1 - Will we still elope if our parents or other loved ones won't understand?
Our wedding day is the day parents dream about since we're born. They want to celebrate with us, but more importantly they want us to be happy. Still, it might be difficult for them to accept they may not be able to witness the special day you've got planned. Will you still elope even without your parents' blessings? (Hopefully they will be happy for you regardless!).
2 - Why are we eloping?
People have different reasons for why they want to elope. For some, they want to spare themselves of the natural stresses that come with a wedding day. For others, they'd rather forgo a big celebration and keep things low-key. Whatever your reasons, it's always helpful to know you're both on the same page as to why you're making this important decision!
3 - Will anyone be invited?
I'm 99% sure that no matter where you get married, you still need two witnesses. Will they be friends? Family members? Strangers? If you choose to invite a small number of guests, how will you decide? (Hint: we didn't invite anyone to ours and we had two complete strangers witness our ceremony!).
4 - Where will we elope to?
If you choose to keep things low-key, you'll notice you have a lot more options for venues - yay! Now the question is, do you elope where you plan to honeymoon? Will you elope somewhere local? Maybe you want to fly to the top of the mountains to exchange your vows? (Let's do it!!).

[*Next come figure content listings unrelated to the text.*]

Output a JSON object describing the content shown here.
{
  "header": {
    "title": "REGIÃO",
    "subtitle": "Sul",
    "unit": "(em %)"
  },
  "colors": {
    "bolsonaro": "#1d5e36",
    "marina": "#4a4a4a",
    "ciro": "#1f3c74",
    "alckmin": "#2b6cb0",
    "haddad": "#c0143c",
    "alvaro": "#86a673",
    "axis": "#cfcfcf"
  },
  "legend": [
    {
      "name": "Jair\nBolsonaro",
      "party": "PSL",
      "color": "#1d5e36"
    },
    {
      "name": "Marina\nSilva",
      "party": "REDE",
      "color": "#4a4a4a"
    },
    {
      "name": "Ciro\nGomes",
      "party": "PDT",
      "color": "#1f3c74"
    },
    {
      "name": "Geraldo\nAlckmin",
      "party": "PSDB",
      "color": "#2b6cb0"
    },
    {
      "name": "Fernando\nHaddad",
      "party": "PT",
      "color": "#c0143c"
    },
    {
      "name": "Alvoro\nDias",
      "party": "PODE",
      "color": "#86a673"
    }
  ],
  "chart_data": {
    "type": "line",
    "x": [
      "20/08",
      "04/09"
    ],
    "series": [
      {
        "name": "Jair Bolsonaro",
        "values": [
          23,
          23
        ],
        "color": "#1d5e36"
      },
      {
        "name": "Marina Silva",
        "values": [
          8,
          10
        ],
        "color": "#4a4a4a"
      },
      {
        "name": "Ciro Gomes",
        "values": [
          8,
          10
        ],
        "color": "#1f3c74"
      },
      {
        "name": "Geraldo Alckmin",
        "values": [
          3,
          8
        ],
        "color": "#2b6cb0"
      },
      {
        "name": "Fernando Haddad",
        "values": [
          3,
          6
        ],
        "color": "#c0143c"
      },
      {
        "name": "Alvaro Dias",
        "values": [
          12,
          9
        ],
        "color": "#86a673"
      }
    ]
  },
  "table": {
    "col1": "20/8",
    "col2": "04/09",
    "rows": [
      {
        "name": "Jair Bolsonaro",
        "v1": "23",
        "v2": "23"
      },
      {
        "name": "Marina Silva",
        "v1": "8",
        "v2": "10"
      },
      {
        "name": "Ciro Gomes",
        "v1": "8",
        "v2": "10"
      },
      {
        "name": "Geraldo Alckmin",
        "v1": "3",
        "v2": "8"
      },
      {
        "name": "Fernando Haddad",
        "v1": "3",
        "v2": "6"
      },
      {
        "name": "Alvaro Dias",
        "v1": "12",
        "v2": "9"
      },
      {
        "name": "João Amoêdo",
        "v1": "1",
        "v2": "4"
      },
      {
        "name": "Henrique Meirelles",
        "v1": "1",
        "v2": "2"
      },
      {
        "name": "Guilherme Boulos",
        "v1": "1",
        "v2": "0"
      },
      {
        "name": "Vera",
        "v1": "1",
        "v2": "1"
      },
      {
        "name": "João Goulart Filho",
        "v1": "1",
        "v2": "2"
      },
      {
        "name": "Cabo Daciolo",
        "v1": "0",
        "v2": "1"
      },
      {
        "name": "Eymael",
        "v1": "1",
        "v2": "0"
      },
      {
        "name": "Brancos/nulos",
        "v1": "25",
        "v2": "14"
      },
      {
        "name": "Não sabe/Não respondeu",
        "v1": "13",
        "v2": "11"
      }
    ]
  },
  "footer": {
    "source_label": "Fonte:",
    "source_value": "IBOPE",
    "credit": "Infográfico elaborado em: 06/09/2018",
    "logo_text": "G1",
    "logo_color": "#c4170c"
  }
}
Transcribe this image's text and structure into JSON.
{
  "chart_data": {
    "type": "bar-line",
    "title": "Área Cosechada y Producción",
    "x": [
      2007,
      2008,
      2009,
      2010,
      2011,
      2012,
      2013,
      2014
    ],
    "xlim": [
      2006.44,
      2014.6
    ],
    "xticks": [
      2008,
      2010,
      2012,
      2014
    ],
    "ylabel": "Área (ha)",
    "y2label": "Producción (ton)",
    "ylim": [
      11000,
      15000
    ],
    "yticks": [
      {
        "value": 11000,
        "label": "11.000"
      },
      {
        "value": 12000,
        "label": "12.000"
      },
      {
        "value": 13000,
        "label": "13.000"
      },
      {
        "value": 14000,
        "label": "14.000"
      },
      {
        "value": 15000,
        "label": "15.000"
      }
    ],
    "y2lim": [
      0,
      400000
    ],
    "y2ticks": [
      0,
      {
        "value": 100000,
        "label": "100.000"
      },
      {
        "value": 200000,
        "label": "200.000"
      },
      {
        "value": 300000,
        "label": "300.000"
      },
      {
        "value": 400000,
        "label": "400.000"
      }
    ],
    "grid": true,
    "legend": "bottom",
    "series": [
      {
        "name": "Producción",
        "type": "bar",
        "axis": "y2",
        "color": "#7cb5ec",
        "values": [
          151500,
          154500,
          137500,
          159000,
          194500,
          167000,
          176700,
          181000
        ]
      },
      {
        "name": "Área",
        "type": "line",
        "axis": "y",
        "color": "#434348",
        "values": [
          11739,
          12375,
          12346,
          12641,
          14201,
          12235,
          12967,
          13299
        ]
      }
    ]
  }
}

5 - Will we still hold a reception?
Even though you had a low key ceremony, you may still want to hold a reception to celebrate with your family & friends (we did)! Or you may want to keep things REALLY low-key and not hold one at all! Either is perfectly fine - it's your wedding, do what feels right!
6 - When will we elope?
Traditionally the idea of eloping was spontaneous and a surprise. A last minute spur-of-the-moment decision to forget the big weddings and get married ASAP. But now, elopements are planned with intention. Planned sometimes months in advance. Others, are still within days (or maybe hours if you're feeling really spontaneous!). When you choose to elope will give you the timeframe you need to plan accordingly!
7 - Will we still hire a photographer?
I know, I'm sorry! I couldn't help myself!! Because Andrew was a photographer - sorry. IS. Because Andrew is ALSO a photographer (and was before he introduced me to it!), we took a tripod with us to Hawaii where we eloped.
We wanted to save our money for the honeymoon part of our trip and figured a tripod was better than nothing. But you know what? I still wish we hired a photographer. And not just someone with a camera. A real legit wedding photographer who could've taken gorgeous photographs of us that are worthy to hang on our walls and better than what a small camera could take for us (you can only do so much with a tripod!!).
If you haven't thought much about it, hiring a photographer to tag along with you on your eloping adventure is a great way to document your romantic day and to share it with those who weren't able to attend!! (Plus you'll have those great memories to pass down for generations!!).